To retain and fuel student enrollment for the 2020-2021 academic year, vertical payments company Flywire has unveiled a new framework. The “Planning with Confidence in the COVID-19 Era” report is based on input from institutions, global student communities and industry affiliations with insights to help contend with the economic obstacles that COVID-19 presents.
“The coronavirus presents unique challenges to colleges and universities around the world,” Flywire EVP of Global Education Sharon Butler said in the announcement. “Education administrators are forced to restructure everything from international recruitment, to visa applications, to refund policies.”
According to one of the report’s findings, payment plans are key to affordability. The coronavirus disruption may make it more difficult for students and families to afford education that was accessible in the past. The company noted that “universities that can offer flexible payment plans will help their communities manage budgets, while maintaining enrollment.”
The report also found that policies that are clearly defined will fuel enrollment. It noted that universities can create clear policies that give the comfort that students and families need to enroll in universities now with the plan to start studies in the fall. The company said, “Certain policies can ensure enrollment and increased attendance in the months ahead.”

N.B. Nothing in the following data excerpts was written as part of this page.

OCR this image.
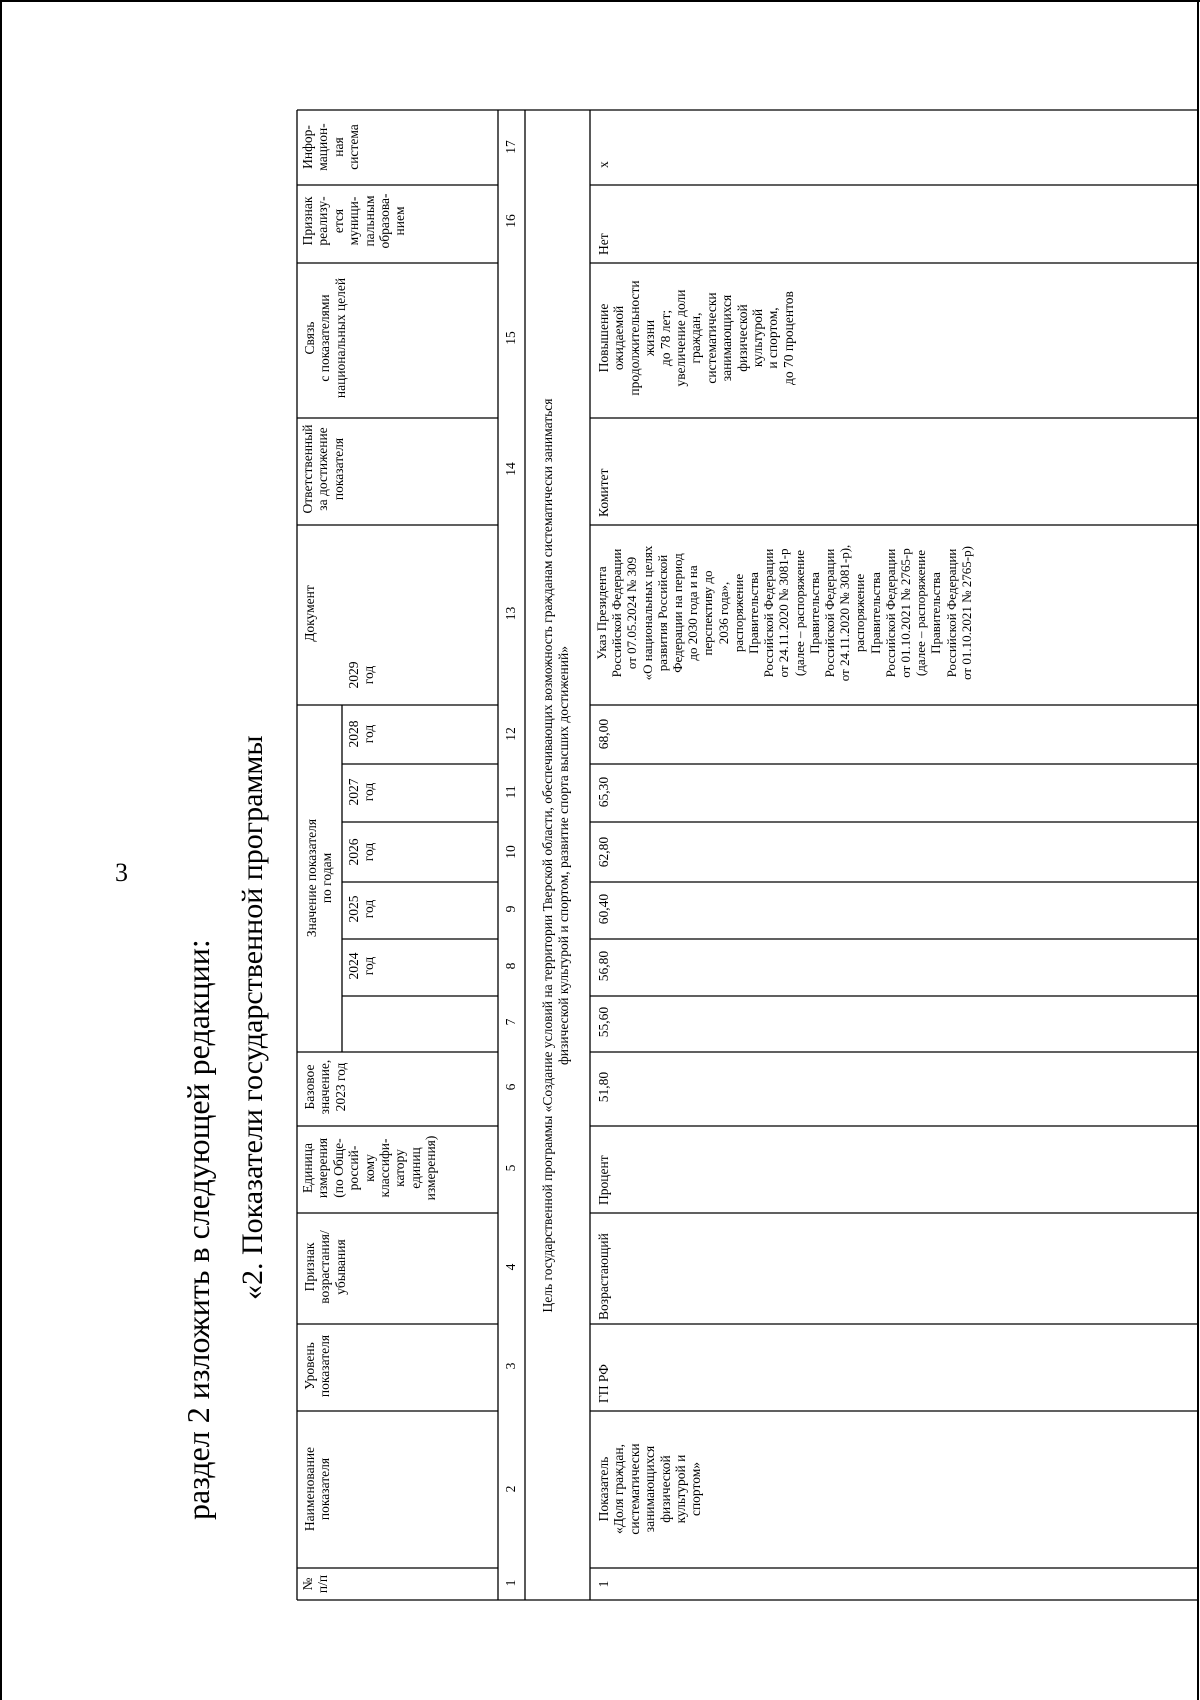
3
раздел 2 изложить в следующей редакции: «2. Показатели государственной программы
№ п/п
Наименование показателя
Уровень показателя
Признак возрастания/ убывания
Единица измерения (по Обще- россий- кому классифи- катору единиц измерения)
Базовое значение, 2023 год
Значение показателя по годам
2024 год
2025 год
2026 год
2027 год
2028 год
2029 год
Документ
Ответственный за достижение показателя
Связь с показателями национальных целей
Признак реализу- ется муници- пальным образова- нием
Инфор- мацион- ная система
1
2
3
4
5
6
7
8
9
10
11
12
13
14
15
16
17
Цель государственной программы «Создание условий на территории Тверской области, обеспечивающих возможность гражданам систематически заниматься физической культурой и спортом, развитие спорта высших достижений»
1
Показатель «Доля граждан, систематически занимающихся физической культурой и спортом»
ГП РФ
Возрастающий
Процент
51,80
55,60
56,80
60,40
62,80
65,30
68,00
Указ Президента Российской Федерации от 07.05.2024 № 309 «О национальных целях развития Российской Федерации на период до 2030 года и на перспективу до 2036 года», распоряжение Правительства Российской Федерации от 24.11.2020 № 3081-р (далее – распоряжение Правительства Российской Федерации от 24.11.2020 № 3081-р), распоряжение Правительства Российской Федерации от 01.10.2021 № 2765-р (далее – распоряжение Правительства Российской Федерации от 01.10.2021 № 2765-р)
Комитет
Повышение ожидаемой продолжительности жизни до 78 лет; увеличение доли граждан, систематически занимающихся физической культурой и спортом, до 70 процентов
Нет
x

The report also recommends that universities take visa requirements into account on a country-by-country basis. It noted that “universities that stay up to date on the latest information from governments and consult students on how to obtain visas will help drive enrollment.”
Flywire is also launching new capabilities to let students and universities better manage the financial risks that the coronavirus causes. The bolstered functions let universities securely issue refunds to international students and automatically pause payment plans.
In February, news surfaced that Flywire acquired healthcare technology startup Simplee while also closing a $120 million Goldman Sachs-led investment round. The company will use the investment to scale and optimize digital payment services throughout its core sectors, with the inclusion of education, healthcare and travel.